Soñar con Chinquiquirá – David Sáenz #Columnista7días

La Alcaldía que hace poco terminó en la ciudad de Chinquiquirá ha pasado con mucha más pena que gloria: una malla vial destruida en la mayoría de los barrios, inseguridad, poca o nula articulación con el gremio turístico y, sobre todas las cosas, desconfianza de la ciudadanía en los asuntos relacionados con la política.

Ahora inicia el periodo de Jefferson Caro, quien desde hace mucho había intentado ser burgomaestre. Ojalá que su Alcaldía no se encuentre comprometida con las campañas anteriores y que, en consecuencia, el tiempo y los recursos se destinen para pagar favores políticos.

Esta ciudad tiene mucho potencial, no solamente es una de las ciudades más antiguas del país y cuna de grandes poetas y escultores, también es un signo de paz, dado que su Santuario Mariano Nacional recibe a miles de peregrinos, de todas las procedencias e historias, con la intención de buscar una enmienda espiritual a sus avatares diarios. Por otra parte, es una ciudad que se conecta fácilmente con Cundinamarca, Santander y el Distrito Capital. Muchas ciudades en Colombia quisieran tener la suerte de Chiquinquirá.

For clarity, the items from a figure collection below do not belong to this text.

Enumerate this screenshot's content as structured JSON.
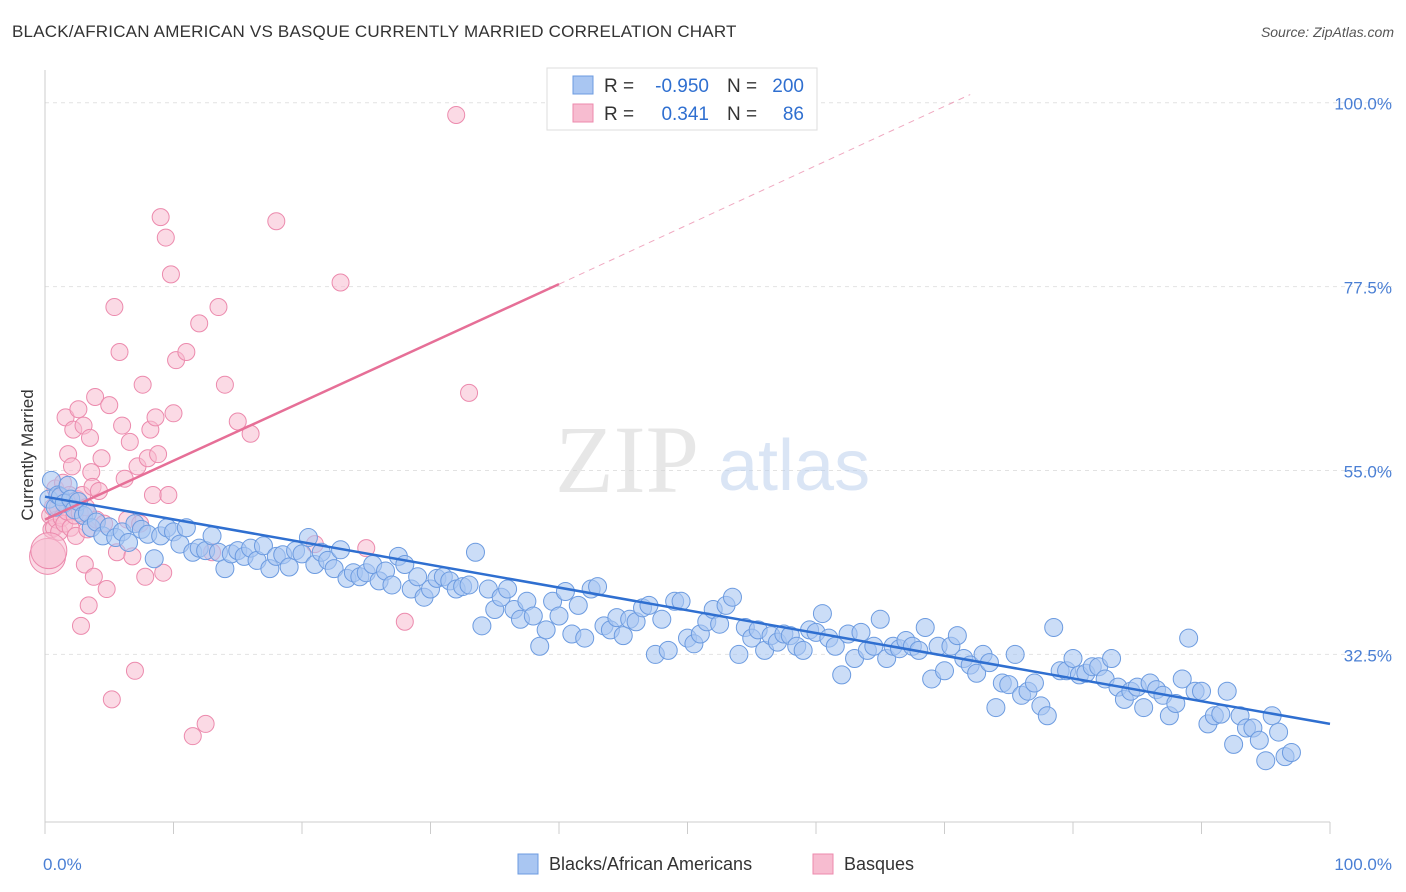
{
  "header": {
    "title": "BLACK/AFRICAN AMERICAN VS BASQUE CURRENTLY MARRIED CORRELATION CHART",
    "source": "Source: ZipAtlas.com"
  },
  "watermark": {
    "zip": "ZIP",
    "atlas": "atlas"
  },
  "colors": {
    "blue_fill": "#a9c6f2",
    "blue_stroke": "#6c9be0",
    "blue_line": "#2f6fd0",
    "pink_fill": "#f7bcd0",
    "pink_stroke": "#ec8aad",
    "pink_line": "#e66f97",
    "tick_text": "#4a7fd4",
    "grid": "#e2e2e2"
  },
  "legend": {
    "rows": [
      {
        "r_label": "R =",
        "r_value": "-0.950",
        "n_label": "N =",
        "n_value": "200"
      },
      {
        "r_label": "R =",
        "r_value": "0.341",
        "n_label": "N =",
        "n_value": "86"
      }
    ]
  },
  "chart_data": {
    "type": "scatter",
    "title": "BLACK/AFRICAN AMERICAN VS BASQUE CURRENTLY MARRIED CORRELATION CHART",
    "xlabel": "",
    "ylabel": "Currently Married",
    "xlim": [
      0,
      100
    ],
    "ylim": [
      12,
      104
    ],
    "x_tick_labels": [
      "0.0%",
      "100.0%"
    ],
    "y_ticks": [
      32.5,
      55.0,
      77.5,
      100.0
    ],
    "y_tick_labels": [
      "32.5%",
      "55.0%",
      "77.5%",
      "100.0%"
    ],
    "grid": true,
    "legend_position": "top-center",
    "series": [
      {
        "name": "Blacks/African Americans",
        "color": "#a9c6f2",
        "r": -0.95,
        "n": 200,
        "trend": {
          "x": [
            0,
            100
          ],
          "y": [
            51.8,
            24.0
          ]
        },
        "points": [
          [
            0.3,
            51.5
          ],
          [
            0.5,
            53.8
          ],
          [
            0.8,
            50.5
          ],
          [
            1.0,
            52.0
          ],
          [
            1.2,
            51.8
          ],
          [
            1.5,
            51.0
          ],
          [
            1.8,
            53.2
          ],
          [
            2.0,
            51.5
          ],
          [
            2.3,
            50.2
          ],
          [
            2.6,
            51.2
          ],
          [
            3.0,
            49.5
          ],
          [
            3.3,
            49.8
          ],
          [
            3.6,
            48.0
          ],
          [
            4.0,
            48.7
          ],
          [
            4.5,
            47.0
          ],
          [
            5.0,
            48.1
          ],
          [
            5.5,
            46.8
          ],
          [
            6.0,
            47.5
          ],
          [
            6.5,
            46.2
          ],
          [
            7.0,
            48.5
          ],
          [
            7.5,
            47.8
          ],
          [
            8.0,
            47.2
          ],
          [
            8.5,
            44.2
          ],
          [
            9.0,
            47.0
          ],
          [
            9.5,
            48.0
          ],
          [
            10.0,
            47.5
          ],
          [
            10.5,
            46.0
          ],
          [
            11.0,
            48.0
          ],
          [
            11.5,
            45.0
          ],
          [
            12.0,
            45.5
          ],
          [
            12.5,
            45.2
          ],
          [
            13.0,
            47.0
          ],
          [
            13.5,
            45.0
          ],
          [
            14.0,
            43.0
          ],
          [
            14.5,
            44.8
          ],
          [
            15.0,
            45.2
          ],
          [
            15.5,
            44.5
          ],
          [
            16.0,
            45.5
          ],
          [
            16.5,
            44.0
          ],
          [
            17.0,
            45.8
          ],
          [
            17.5,
            43.0
          ],
          [
            18.0,
            44.5
          ],
          [
            18.5,
            44.7
          ],
          [
            19.0,
            43.2
          ],
          [
            19.5,
            45.2
          ],
          [
            20.0,
            44.8
          ],
          [
            20.5,
            46.8
          ],
          [
            21.0,
            43.5
          ],
          [
            21.5,
            45.0
          ],
          [
            22.0,
            44.0
          ],
          [
            22.5,
            43.0
          ],
          [
            23.0,
            45.3
          ],
          [
            23.5,
            41.8
          ],
          [
            24.0,
            42.5
          ],
          [
            24.5,
            42.0
          ],
          [
            25.0,
            42.5
          ],
          [
            25.5,
            43.5
          ],
          [
            26.0,
            41.5
          ],
          [
            26.5,
            42.7
          ],
          [
            27.0,
            41.0
          ],
          [
            27.5,
            44.5
          ],
          [
            28.0,
            43.5
          ],
          [
            28.5,
            40.5
          ],
          [
            29.0,
            42.0
          ],
          [
            29.5,
            39.5
          ],
          [
            30.0,
            40.5
          ],
          [
            30.5,
            41.8
          ],
          [
            31.0,
            42.0
          ],
          [
            31.5,
            41.5
          ],
          [
            32.0,
            40.5
          ],
          [
            32.5,
            40.8
          ],
          [
            33.0,
            41.0
          ],
          [
            33.5,
            45.0
          ],
          [
            34.0,
            36.0
          ],
          [
            34.5,
            40.5
          ],
          [
            35.0,
            38.0
          ],
          [
            35.5,
            39.5
          ],
          [
            36.0,
            40.5
          ],
          [
            36.5,
            38.0
          ],
          [
            37.0,
            36.8
          ],
          [
            37.5,
            39.0
          ],
          [
            38.0,
            37.2
          ],
          [
            38.5,
            33.5
          ],
          [
            39.0,
            35.5
          ],
          [
            39.5,
            39.0
          ],
          [
            40.0,
            37.2
          ],
          [
            40.5,
            40.2
          ],
          [
            41.0,
            35.0
          ],
          [
            41.5,
            38.5
          ],
          [
            42.0,
            34.5
          ],
          [
            42.5,
            40.5
          ],
          [
            43.0,
            40.8
          ],
          [
            43.5,
            36.0
          ],
          [
            44.0,
            35.5
          ],
          [
            44.5,
            37.0
          ],
          [
            45.0,
            34.8
          ],
          [
            45.5,
            36.8
          ],
          [
            46.0,
            36.5
          ],
          [
            46.5,
            38.2
          ],
          [
            47.0,
            38.5
          ],
          [
            47.5,
            32.5
          ],
          [
            48.0,
            36.8
          ],
          [
            48.5,
            33.0
          ],
          [
            49.0,
            39.0
          ],
          [
            49.5,
            39.0
          ],
          [
            50.0,
            34.5
          ],
          [
            50.5,
            33.8
          ],
          [
            51.0,
            35.0
          ],
          [
            51.5,
            36.5
          ],
          [
            52.0,
            38.0
          ],
          [
            52.5,
            36.2
          ],
          [
            53.0,
            38.5
          ],
          [
            53.5,
            39.5
          ],
          [
            54.0,
            32.5
          ],
          [
            54.5,
            35.8
          ],
          [
            55.0,
            34.5
          ],
          [
            55.5,
            35.5
          ],
          [
            56.0,
            33.0
          ],
          [
            56.5,
            34.8
          ],
          [
            57.0,
            34.0
          ],
          [
            57.5,
            35.0
          ],
          [
            58.0,
            34.8
          ],
          [
            58.5,
            33.5
          ],
          [
            59.0,
            33.0
          ],
          [
            59.5,
            35.5
          ],
          [
            60.0,
            35.2
          ],
          [
            60.5,
            37.5
          ],
          [
            61.0,
            34.5
          ],
          [
            61.5,
            33.5
          ],
          [
            62.0,
            30.0
          ],
          [
            62.5,
            35.0
          ],
          [
            63.0,
            32.0
          ],
          [
            63.5,
            35.2
          ],
          [
            64.0,
            33.0
          ],
          [
            64.5,
            33.5
          ],
          [
            65.0,
            36.8
          ],
          [
            65.5,
            32.0
          ],
          [
            66.0,
            33.5
          ],
          [
            66.5,
            33.2
          ],
          [
            67.0,
            34.2
          ],
          [
            67.5,
            33.5
          ],
          [
            68.0,
            33.0
          ],
          [
            68.5,
            35.8
          ],
          [
            69.0,
            29.5
          ],
          [
            69.5,
            33.5
          ],
          [
            70.0,
            30.5
          ],
          [
            70.5,
            33.5
          ],
          [
            71.0,
            34.8
          ],
          [
            71.5,
            32.0
          ],
          [
            72.0,
            31.2
          ],
          [
            72.5,
            30.2
          ],
          [
            73.0,
            32.5
          ],
          [
            73.5,
            31.5
          ],
          [
            74.0,
            26.0
          ],
          [
            74.5,
            29.0
          ],
          [
            75.0,
            28.8
          ],
          [
            75.5,
            32.5
          ],
          [
            76.0,
            27.5
          ],
          [
            76.5,
            28.0
          ],
          [
            77.0,
            29.0
          ],
          [
            77.5,
            26.2
          ],
          [
            78.0,
            25.0
          ],
          [
            78.5,
            35.8
          ],
          [
            79.0,
            30.5
          ],
          [
            79.5,
            30.5
          ],
          [
            80.0,
            32.0
          ],
          [
            80.5,
            30.0
          ],
          [
            81.0,
            30.2
          ],
          [
            81.5,
            31.0
          ],
          [
            82.0,
            31.0
          ],
          [
            82.5,
            29.5
          ],
          [
            83.0,
            32.0
          ],
          [
            83.5,
            28.5
          ],
          [
            84.0,
            27.0
          ],
          [
            84.5,
            28.0
          ],
          [
            85.0,
            28.5
          ],
          [
            85.5,
            26.0
          ],
          [
            86.0,
            29.0
          ],
          [
            86.5,
            28.2
          ],
          [
            87.0,
            27.5
          ],
          [
            87.5,
            25.0
          ],
          [
            88.0,
            26.5
          ],
          [
            88.5,
            29.5
          ],
          [
            89.0,
            34.5
          ],
          [
            89.5,
            28.0
          ],
          [
            90.0,
            28.0
          ],
          [
            90.5,
            24.0
          ],
          [
            91.0,
            25.0
          ],
          [
            91.5,
            25.2
          ],
          [
            92.0,
            28.0
          ],
          [
            92.5,
            21.5
          ],
          [
            93.0,
            25.0
          ],
          [
            93.5,
            23.5
          ],
          [
            94.0,
            23.5
          ],
          [
            94.5,
            22.0
          ],
          [
            95.0,
            19.5
          ],
          [
            95.5,
            25.0
          ],
          [
            96.0,
            23.0
          ],
          [
            96.5,
            20.0
          ],
          [
            97.0,
            20.5
          ]
        ]
      },
      {
        "name": "Basques",
        "color": "#f7bcd0",
        "r": 0.341,
        "n": 86,
        "trend": {
          "x": [
            0,
            40
          ],
          "y": [
            49.0,
            77.8
          ]
        },
        "trend_dashed": {
          "x": [
            40,
            72
          ],
          "y": [
            77.8,
            101.0
          ]
        },
        "points": [
          [
            0.2,
            44.5
          ],
          [
            0.4,
            49.5
          ],
          [
            0.5,
            47.8
          ],
          [
            0.6,
            50.5
          ],
          [
            0.7,
            48.0
          ],
          [
            0.8,
            52.8
          ],
          [
            0.9,
            49.0
          ],
          [
            1.0,
            50.5
          ],
          [
            1.1,
            47.5
          ],
          [
            1.2,
            51.8
          ],
          [
            1.3,
            49.2
          ],
          [
            1.4,
            53.5
          ],
          [
            1.5,
            48.5
          ],
          [
            1.6,
            61.5
          ],
          [
            1.7,
            50.0
          ],
          [
            1.8,
            57.0
          ],
          [
            1.9,
            52.0
          ],
          [
            2.0,
            48.0
          ],
          [
            2.1,
            55.5
          ],
          [
            2.2,
            60.0
          ],
          [
            2.3,
            49.5
          ],
          [
            2.4,
            47.0
          ],
          [
            2.5,
            51.5
          ],
          [
            2.6,
            62.5
          ],
          [
            2.7,
            49.8
          ],
          [
            2.8,
            36.0
          ],
          [
            2.9,
            52.0
          ],
          [
            3.0,
            60.5
          ],
          [
            3.1,
            43.5
          ],
          [
            3.2,
            50.5
          ],
          [
            3.3,
            47.8
          ],
          [
            3.4,
            38.5
          ],
          [
            3.5,
            59.0
          ],
          [
            3.6,
            54.8
          ],
          [
            3.7,
            53.0
          ],
          [
            3.8,
            42.0
          ],
          [
            3.9,
            64.0
          ],
          [
            4.0,
            49.0
          ],
          [
            4.2,
            52.5
          ],
          [
            4.4,
            56.5
          ],
          [
            4.6,
            48.5
          ],
          [
            4.8,
            40.5
          ],
          [
            5.0,
            63.0
          ],
          [
            5.2,
            27.0
          ],
          [
            5.4,
            75.0
          ],
          [
            5.6,
            45.0
          ],
          [
            5.8,
            69.5
          ],
          [
            6.0,
            60.5
          ],
          [
            6.2,
            54.0
          ],
          [
            6.4,
            49.0
          ],
          [
            6.6,
            58.5
          ],
          [
            6.8,
            44.5
          ],
          [
            7.0,
            30.5
          ],
          [
            7.2,
            55.5
          ],
          [
            7.4,
            48.5
          ],
          [
            7.6,
            65.5
          ],
          [
            7.8,
            42.0
          ],
          [
            8.0,
            56.5
          ],
          [
            8.2,
            60.0
          ],
          [
            8.4,
            52.0
          ],
          [
            8.6,
            61.5
          ],
          [
            8.8,
            57.0
          ],
          [
            9.0,
            86.0
          ],
          [
            9.2,
            42.5
          ],
          [
            9.4,
            83.5
          ],
          [
            9.6,
            52.0
          ],
          [
            9.8,
            79.0
          ],
          [
            10.0,
            62.0
          ],
          [
            10.2,
            68.5
          ],
          [
            11.0,
            69.5
          ],
          [
            11.5,
            22.5
          ],
          [
            12.0,
            73.0
          ],
          [
            12.5,
            24.0
          ],
          [
            13.0,
            45.0
          ],
          [
            13.5,
            75.0
          ],
          [
            14.0,
            65.5
          ],
          [
            15.0,
            61.0
          ],
          [
            16.0,
            59.5
          ],
          [
            18.0,
            85.5
          ],
          [
            21.0,
            46.0
          ],
          [
            23.0,
            78.0
          ],
          [
            25.0,
            45.5
          ],
          [
            28.0,
            36.5
          ],
          [
            32.0,
            98.5
          ],
          [
            33.0,
            64.5
          ],
          [
            0.3,
            45.2
          ]
        ]
      }
    ]
  },
  "bottom_legend": {
    "items": [
      {
        "label": "Blacks/African Americans"
      },
      {
        "label": "Basques"
      }
    ]
  }
}
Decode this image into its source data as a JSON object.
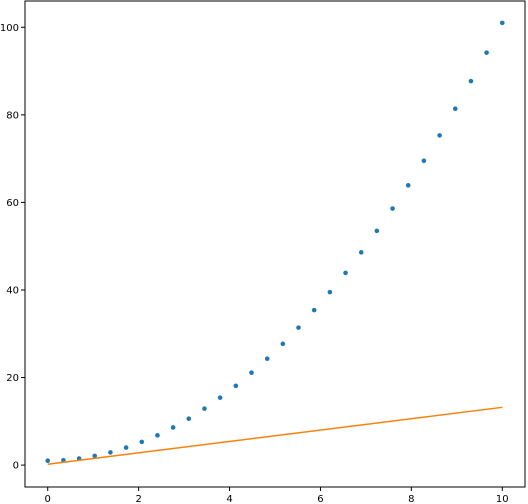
{
  "chart_data": {
    "type": "scatter",
    "xlim": [
      -0.5,
      10.5
    ],
    "ylim": [
      -5,
      106
    ],
    "x_ticks": [
      0,
      2,
      4,
      6,
      8,
      10
    ],
    "y_ticks": [
      0,
      20,
      40,
      60,
      80,
      100
    ],
    "x_tick_labels": [
      "0",
      "2",
      "4",
      "6",
      "8",
      "10"
    ],
    "y_tick_labels": [
      "0",
      "20",
      "40",
      "60",
      "80",
      "100"
    ],
    "grid": false,
    "series": [
      {
        "kind": "scatter",
        "color": "#1f77b4",
        "x": [
          0,
          0.345,
          0.69,
          1.034,
          1.379,
          1.724,
          2.069,
          2.414,
          2.759,
          3.103,
          3.448,
          3.793,
          4.138,
          4.483,
          4.828,
          5.172,
          5.517,
          5.862,
          6.207,
          6.552,
          6.897,
          7.241,
          7.586,
          7.931,
          8.276,
          8.621,
          8.966,
          9.31,
          9.655,
          10
        ],
        "y": [
          1.0,
          1.1,
          1.5,
          2.1,
          2.9,
          4.0,
          5.3,
          6.8,
          8.6,
          10.6,
          12.9,
          15.4,
          18.1,
          21.1,
          24.3,
          27.7,
          31.4,
          35.4,
          39.5,
          43.9,
          48.6,
          53.5,
          58.6,
          63.9,
          69.5,
          75.3,
          81.4,
          87.7,
          94.2,
          101.0
        ]
      },
      {
        "kind": "line",
        "color": "#ff7f0e",
        "x": [
          0,
          10
        ],
        "y": [
          0.2,
          13.2
        ]
      }
    ]
  }
}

Por otro lado, Chiquinquirá es cabecera de Occidente de Boyacá, que es mucho más que la mala prensa que tiene, pues este territorio tiene una gran biodiversidad, la cual puede ser uno de los atractivos de la región y un potente motor económico y cultural.

Ojalá que el alcalde Jefferson Caro sea capaz de poner a Chiquinquirá a la altura de su Santuario y de los miles de turistas que lo visitan. Se espera que en cuatro años podamos recibir una ciudad educada, cultural, empresarial, pacífica y con proyección en su historia. Que en cuatro años no digamos con vergüenza que la Alcaldía de Caro también pasa con más pena que gloria.